Joshua son of Nun was full of the spirit of wisdom, because Moses had laid his hands on him; and the Israelites obeyed him, doing as the Lord had commanded Moses. Never since has there arisen a prophet in Israel like Moses, whom the Lord knew face to face. He was unequaled for all the signs and wonders that the Lord sent him to perform in the land of Egypt, against Pharaoh and all his servants and his entire land, and for all the mighty deeds and all the terrifying displays of power that Moses performed in the sight of all Israel. (NRSV)
Being a church organist I hear more than the average share of eulogies at memorial services, probably thirty to forty each year. Some are for the famous; many for the not so famous. Most are heartwarming tributes given by friends or family of the deceased person, sometimes with amusing stories; often with tears and occasionally even laughter. What always strikes me is when it is clear that the deceased person really touched someone’s life; that they lived a life full of joy, energy, and passion dedicated to serving others around them. It is always inspiring to hear stories of how the person was a force of positivity all around and devoted their energy to causes larger than themselves.
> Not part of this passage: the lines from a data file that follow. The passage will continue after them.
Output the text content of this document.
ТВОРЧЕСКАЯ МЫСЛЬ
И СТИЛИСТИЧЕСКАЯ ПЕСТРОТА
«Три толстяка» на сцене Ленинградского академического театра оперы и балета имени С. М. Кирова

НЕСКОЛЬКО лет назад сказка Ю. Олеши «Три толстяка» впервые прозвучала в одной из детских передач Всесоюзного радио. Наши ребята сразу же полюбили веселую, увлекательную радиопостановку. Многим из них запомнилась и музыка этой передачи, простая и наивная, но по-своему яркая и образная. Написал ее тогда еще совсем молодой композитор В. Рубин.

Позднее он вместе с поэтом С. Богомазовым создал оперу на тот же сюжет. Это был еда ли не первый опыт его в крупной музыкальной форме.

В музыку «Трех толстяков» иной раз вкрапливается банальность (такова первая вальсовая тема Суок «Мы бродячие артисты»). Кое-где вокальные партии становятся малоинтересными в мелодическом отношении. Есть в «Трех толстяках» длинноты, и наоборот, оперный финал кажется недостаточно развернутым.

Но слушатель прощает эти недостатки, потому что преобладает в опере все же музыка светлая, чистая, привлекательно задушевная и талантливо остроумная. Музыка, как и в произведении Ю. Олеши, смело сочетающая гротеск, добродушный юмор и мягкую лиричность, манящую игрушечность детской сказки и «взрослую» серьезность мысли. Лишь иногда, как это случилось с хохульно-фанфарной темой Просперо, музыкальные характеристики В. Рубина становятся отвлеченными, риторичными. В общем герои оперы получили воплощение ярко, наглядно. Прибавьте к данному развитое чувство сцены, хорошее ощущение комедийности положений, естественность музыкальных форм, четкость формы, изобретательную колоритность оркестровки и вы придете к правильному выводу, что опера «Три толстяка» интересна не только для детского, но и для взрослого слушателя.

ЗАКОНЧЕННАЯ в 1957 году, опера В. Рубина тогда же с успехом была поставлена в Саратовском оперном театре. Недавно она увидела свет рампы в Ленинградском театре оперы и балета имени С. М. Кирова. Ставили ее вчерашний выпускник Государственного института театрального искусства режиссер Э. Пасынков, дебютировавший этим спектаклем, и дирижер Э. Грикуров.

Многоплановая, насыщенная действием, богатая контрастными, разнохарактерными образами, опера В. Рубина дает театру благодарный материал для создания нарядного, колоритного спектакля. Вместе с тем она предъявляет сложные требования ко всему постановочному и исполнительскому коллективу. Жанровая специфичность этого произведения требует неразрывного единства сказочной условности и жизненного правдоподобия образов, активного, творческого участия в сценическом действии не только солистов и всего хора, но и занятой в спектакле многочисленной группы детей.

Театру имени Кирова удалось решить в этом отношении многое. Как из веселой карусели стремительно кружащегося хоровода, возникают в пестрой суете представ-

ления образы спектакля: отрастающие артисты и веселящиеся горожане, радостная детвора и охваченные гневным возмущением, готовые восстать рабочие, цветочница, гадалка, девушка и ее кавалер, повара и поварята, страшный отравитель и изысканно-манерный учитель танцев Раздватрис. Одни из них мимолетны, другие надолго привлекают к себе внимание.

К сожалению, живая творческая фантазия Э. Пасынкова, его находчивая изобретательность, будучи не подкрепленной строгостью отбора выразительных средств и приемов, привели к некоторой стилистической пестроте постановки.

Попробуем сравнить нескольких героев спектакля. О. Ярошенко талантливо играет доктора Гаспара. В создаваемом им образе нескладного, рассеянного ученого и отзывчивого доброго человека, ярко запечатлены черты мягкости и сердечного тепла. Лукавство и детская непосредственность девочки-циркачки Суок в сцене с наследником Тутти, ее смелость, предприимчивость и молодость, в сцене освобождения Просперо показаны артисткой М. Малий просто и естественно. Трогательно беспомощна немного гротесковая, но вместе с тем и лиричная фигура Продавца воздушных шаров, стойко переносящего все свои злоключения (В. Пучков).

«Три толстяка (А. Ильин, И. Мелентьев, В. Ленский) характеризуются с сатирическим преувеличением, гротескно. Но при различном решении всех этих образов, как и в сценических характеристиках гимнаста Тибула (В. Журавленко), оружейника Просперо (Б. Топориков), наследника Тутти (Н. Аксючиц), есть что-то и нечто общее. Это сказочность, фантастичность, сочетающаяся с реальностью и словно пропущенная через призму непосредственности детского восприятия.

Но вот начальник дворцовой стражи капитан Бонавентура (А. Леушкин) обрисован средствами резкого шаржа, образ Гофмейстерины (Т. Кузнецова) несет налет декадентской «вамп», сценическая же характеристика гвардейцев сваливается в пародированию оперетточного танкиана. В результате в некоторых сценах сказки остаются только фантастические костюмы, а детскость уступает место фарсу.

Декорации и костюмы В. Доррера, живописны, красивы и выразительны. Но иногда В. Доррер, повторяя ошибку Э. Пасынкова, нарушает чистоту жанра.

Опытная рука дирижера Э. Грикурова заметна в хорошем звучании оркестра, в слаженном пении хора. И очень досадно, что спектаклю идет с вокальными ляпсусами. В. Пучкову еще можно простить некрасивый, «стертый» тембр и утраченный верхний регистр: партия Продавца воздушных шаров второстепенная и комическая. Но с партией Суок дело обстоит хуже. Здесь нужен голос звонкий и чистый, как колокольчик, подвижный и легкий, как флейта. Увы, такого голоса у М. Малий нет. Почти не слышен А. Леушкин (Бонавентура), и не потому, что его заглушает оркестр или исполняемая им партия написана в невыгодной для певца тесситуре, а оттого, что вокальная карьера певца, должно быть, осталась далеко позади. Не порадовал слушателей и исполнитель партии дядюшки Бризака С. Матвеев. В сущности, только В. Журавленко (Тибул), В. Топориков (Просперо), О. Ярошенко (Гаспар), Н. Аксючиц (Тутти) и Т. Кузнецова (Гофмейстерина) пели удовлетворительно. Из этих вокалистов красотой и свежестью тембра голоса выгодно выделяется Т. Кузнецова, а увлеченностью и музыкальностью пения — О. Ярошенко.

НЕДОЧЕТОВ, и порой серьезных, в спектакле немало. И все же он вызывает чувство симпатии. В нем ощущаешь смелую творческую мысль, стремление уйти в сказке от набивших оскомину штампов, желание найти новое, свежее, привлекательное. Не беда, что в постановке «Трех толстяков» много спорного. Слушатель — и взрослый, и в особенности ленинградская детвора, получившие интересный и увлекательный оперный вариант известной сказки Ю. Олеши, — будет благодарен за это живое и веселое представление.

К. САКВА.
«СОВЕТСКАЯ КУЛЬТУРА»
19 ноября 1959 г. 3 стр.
These are the eulogies that are so inspiring for everyone. But sadly, I remember one memorial service in which several people gave eulogies with only one consistently good thing to say about the deceased person, what good hair they had. I’m sure the deceased person had other positive attributes, but the most memorable and significant memory was simply the good hair.
Abraham Lincoln wrote “In the end, it’s not the years in your life that count. It’s the life in your years.”
What will people say at your eulogy? Is the life you are living right now the one you would want someone to remember in a eulogy? Every day is an opportunity to become a bright beam of light for good in this world, a beam of light illuminating truth and justice, sharing gifts of beauty and energy. Every day we can encourage someone, make something better; be a force for positive change. Mary Oliver asked in her poem Summer Day, “What is it you plan to do with your one wild and precious life?” How will you respond today?
O God, help me live this life to serve you and my neighbor at all times and in all things. Amen.